Дуры-няньки замешкались, не сразу сообразив, что произошло, а ноги уже сами несли Дрону наперерез бесшабашному мальчишке, следом за которым, отстав, бежали его братья.
Арджуна успел раньше. Он с разбегу взлетел на каменный бортик колодца, перегнулся вниз — и в последний момент цепкие пальцы Дроны схватили мальчишку за шиворот, вытаскивая обратно.
Вопль негодования вырвался из глотки царевича и мигом стих — видимо, хватка Брахмана-из-Ларца больше способствовала приличному поведению, чем ласки нянек.

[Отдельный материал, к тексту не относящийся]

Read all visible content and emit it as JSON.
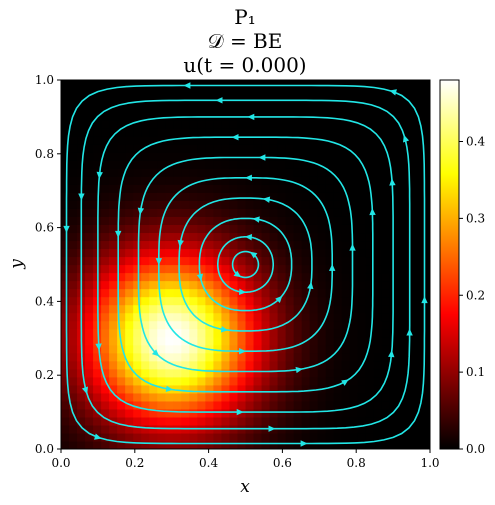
{
  "chart_data": {
    "type": "heatmap",
    "title_lines": [
      "P₁",
      "𝒟 = BE",
      "u(t = 0.000)"
    ],
    "xlabel": "x",
    "ylabel": "y",
    "xlim": [
      0.0,
      1.0
    ],
    "ylim": [
      0.0,
      1.0
    ],
    "x_ticks": [
      0.0,
      0.2,
      0.4,
      0.6,
      0.8,
      1.0
    ],
    "y_ticks": [
      0.0,
      0.2,
      0.4,
      0.6,
      0.8,
      1.0
    ],
    "x_tick_labels": [
      "0.0",
      "0.2",
      "0.4",
      "0.6",
      "0.8",
      "1.0"
    ],
    "y_tick_labels": [
      "0.0",
      "0.2",
      "0.4",
      "0.6",
      "0.8",
      "1.0"
    ],
    "field": {
      "peak_value": 0.48,
      "peak_location": [
        0.3,
        0.3
      ],
      "spread": 0.16
    },
    "colorbar": {
      "colormap": "hot",
      "range": [
        0.0,
        0.48
      ],
      "ticks": [
        0.0,
        0.1,
        0.2,
        0.3,
        0.4
      ],
      "tick_labels": [
        "0.0",
        "0.1",
        "0.2",
        "0.3",
        "0.4"
      ]
    },
    "streamlines": {
      "color": "#22e6e6",
      "center": [
        0.5,
        0.5
      ],
      "direction": "counterclockwise"
    }
  }
}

Сын Жаворонка аккуратно поставил Арджуну на землю перед собой.
— Герой! — укоризненно сказал Дрона, рассматривая мальчишку вблизи.
Пухлый рот, миндалевидный разрез глаз, брови срослись на переносице, тучами нависая над тонким орлиным носом… и белизна кожи соперничает с белизной кудрей, падающих на плечи.
Но самым главным было иное: зрачки Арджуны находились строго на одной линии с ушными отверстиями, что придавало чертам ребенка еле уловимую диковатую странность.
Посещая горные храмы, Дрона не раз любовался рельефами на их стенах. Особенно на Брахмана-из-Ларца произвела впечатление монументальная композиция "Летящий Индра во главе сыновей бури".
У беловолосого мальчишки было лицо Громовержца.
Четырехлетнего Громовержца.
— Да, герой! — гордо выпятил грудь несостоявшийся спаситель мяча.
— Герои головой думают, — сообщил ему Дрона. — Свались ты в колодец — пришлось бы и мяч, и тебя вытаскивать! Ты хоть плавать-то умеешь?
Брахман-из-Ларца мельком покосился на остальных братьев, которые испуганно сгрудились вокруг.
Вроде бы никто из них в колодец лезть не собирался.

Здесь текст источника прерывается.